Investigation and Future Plants

CPBQ (left) and DMBQ (right) are two compounds that help stimulate premature growth of Striga asiatica.

CPBQ (left) and DMBQ (right) are two compounds that help stimulate premature growth of Striga asiatica.

This plant-plant small molecule signaling model is known as semagenesis and has a wide variety of potential impacts. Research into communication between Striga asiatica and its host has led to the identification of numerous germination stimulants. These stimulants are mainly quinones, which are common organic cyclic structures that act as oxidizing agents, such as 2,6-dimethoxy-1,4-benzoquinone (DMBQ) and cyclopropyl-p-benzoquinone (CPBQ). By identifying these stimulants, scientists have been able to develop synthetic germination stimulants similar to these quinones. Since DMBQ analogs have been able to induce germination without the presence or organic products of a host, this cheap germination stimulant could be used to preemptively induce growth of the parasite.5 Without the presence of the host plants, the parasites can only live about a week. After this period, crops can be planted without suffering a reduced yield.

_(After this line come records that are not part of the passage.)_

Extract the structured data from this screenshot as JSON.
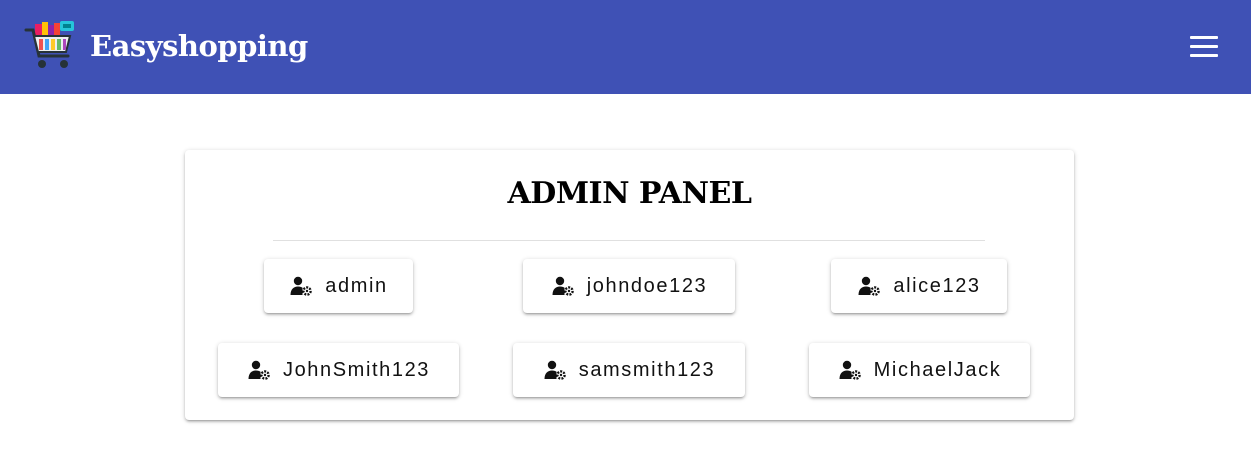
{
  "navbar": {
    "brand": "Easyshopping",
    "brand_icon": "shopping-cart-logo",
    "menu_icon": "hamburger-menu-icon",
    "background": "#3f51b5"
  },
  "panel": {
    "title": "ADMIN PANEL"
  },
  "users": [
    {
      "label": "admin",
      "icon": "user-cog-icon"
    },
    {
      "label": "johndoe123",
      "icon": "user-cog-icon"
    },
    {
      "label": "alice123",
      "icon": "user-cog-icon"
    },
    {
      "label": "JohnSmith123",
      "icon": "user-cog-icon"
    },
    {
      "label": "samsmith123",
      "icon": "user-cog-icon"
    },
    {
      "label": "MichaelJack",
      "icon": "user-cog-icon"
    }
  ]
}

Further research has found other molecules that have a large effect on Striga asiatica growth, and even plant growth in general.6 These molecules include monolignols, which are the precursors to lignin, the compound that makes up the secondary cell wall of plants. Monolignols are also the oxidative precursors to germination stimulating benzoquinones and other highly reactive oxygen species. These highly reactive compounds are known for causing symptoms of aging and are the reason why food companies inundate consumers with antioxidant labels. This study provides an intriguing preview into the evolution of plants because it shows that all plants, not just parasitic plants, have pathways relevant to parasitism.

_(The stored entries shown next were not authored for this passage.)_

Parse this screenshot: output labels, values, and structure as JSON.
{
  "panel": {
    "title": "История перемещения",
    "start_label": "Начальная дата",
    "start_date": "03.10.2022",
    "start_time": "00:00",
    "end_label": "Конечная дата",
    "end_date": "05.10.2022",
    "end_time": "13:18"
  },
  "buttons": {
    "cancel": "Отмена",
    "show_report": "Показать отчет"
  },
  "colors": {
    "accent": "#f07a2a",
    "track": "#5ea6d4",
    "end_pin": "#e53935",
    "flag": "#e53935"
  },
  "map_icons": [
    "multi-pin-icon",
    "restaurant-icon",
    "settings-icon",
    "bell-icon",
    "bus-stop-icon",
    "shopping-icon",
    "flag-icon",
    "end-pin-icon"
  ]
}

Even more recent experiments have focused on using RNAi, or RNA interference, which allows regulation of gene activity. Specifically, genes can be downregulated or knocked out in order to identify the plant parasitism mechanisms and the genes responsible for the parasite’s growth. The greatest potential use for this research is for the creation of anti-parasitism measures.

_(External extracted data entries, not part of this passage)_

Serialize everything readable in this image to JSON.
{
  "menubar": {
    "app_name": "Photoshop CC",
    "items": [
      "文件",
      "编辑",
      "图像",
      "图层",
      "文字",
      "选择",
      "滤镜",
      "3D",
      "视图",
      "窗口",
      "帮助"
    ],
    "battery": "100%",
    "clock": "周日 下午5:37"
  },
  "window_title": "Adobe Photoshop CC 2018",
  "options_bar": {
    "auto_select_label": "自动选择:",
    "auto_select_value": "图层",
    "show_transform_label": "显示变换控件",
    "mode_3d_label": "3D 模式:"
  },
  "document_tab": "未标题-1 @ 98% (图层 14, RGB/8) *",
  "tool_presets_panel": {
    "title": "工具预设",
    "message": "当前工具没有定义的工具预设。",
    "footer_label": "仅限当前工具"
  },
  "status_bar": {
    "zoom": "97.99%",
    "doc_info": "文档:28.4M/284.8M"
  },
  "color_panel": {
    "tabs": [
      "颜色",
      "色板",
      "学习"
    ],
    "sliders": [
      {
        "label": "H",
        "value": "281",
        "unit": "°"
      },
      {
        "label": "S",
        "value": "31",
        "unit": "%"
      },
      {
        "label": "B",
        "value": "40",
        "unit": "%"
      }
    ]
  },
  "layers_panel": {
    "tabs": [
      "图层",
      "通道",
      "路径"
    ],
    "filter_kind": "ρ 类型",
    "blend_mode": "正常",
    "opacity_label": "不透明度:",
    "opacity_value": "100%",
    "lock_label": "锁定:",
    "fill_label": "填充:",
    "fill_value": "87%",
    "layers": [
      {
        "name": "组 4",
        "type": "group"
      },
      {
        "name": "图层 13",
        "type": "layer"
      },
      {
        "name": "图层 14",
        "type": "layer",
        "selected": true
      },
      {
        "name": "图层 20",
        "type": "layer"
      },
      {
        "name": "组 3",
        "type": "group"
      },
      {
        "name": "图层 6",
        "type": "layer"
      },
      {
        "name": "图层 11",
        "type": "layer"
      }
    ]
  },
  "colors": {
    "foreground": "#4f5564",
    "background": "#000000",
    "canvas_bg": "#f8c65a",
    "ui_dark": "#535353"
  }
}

Plants have already been used to create many drugs and medical therapies. Continued research of parasitic plants using RNAi could give new insights into human metabolic pathways, genetic mutations, and countless other mechanisms. Most importantly, we may be able to develop methods of manipulating plant parasitism in developing countries, which would benefit the most from a boost in agricultural production.

The next time you hear about the food crises occurring in Africa and Asia, remember that the people who solve many of the issues plaguing these regions are not only politicians and social workers, but even scientists.


1Cochrane, V., & Press, M. C. (1997, May). Geographical Distribution and Aspects of the Ecology of the Hemiparasitic Angiosperm Striga asiatica (L.) Kuntze: A Herbarium Study. Journal of Tropical Ecology13, 371-380.

2Khan, Z. R., Pickett, J. A., Wadhams, L. J., Hassanali, A., & Midega, C. A. (2006, September).  Combined control of Striga hermonthica and stemborers by maize-Desmodium spp. intercrops. Crop Protection25, 989-995.

3Mbwaga, A. M., & Massawe, C. (2001, February). Evaluation of maize cultivars for striga resistance in the Eastern Zone of Tanzania. Seventh Eastern and Southern Africa Regional Maize Conference, 174-178.

4Abayo, G. A., English, T., Eplee, R. E., Kanampiu, F. K., Ransom, J. K., & Gressel, J. (1998, July). Control of parasitic witchweeds (Striga spp.) on corn (Zea mays) resistant to acetolactate synthase inhibitors. Weed Science46, 459-466.

5Palmer, A. G., Gao, R., Maresh, J., Erbil, W. K., & Lynn, D. G. (2004). Chemical biology of multi-host/pathogen interactions: chemical perception and metabolic complementation. Annual Review of Phytopathology42, 439-464.

6Palmer, A. G., Chen, M. C., Kinger, N. K., & Lynn, D. G. (2009, May). Parasitic angiosperms, semagenesis and general strategies for plant-plant signaling in the rhizosphere. Pest Management Science65, 512-519.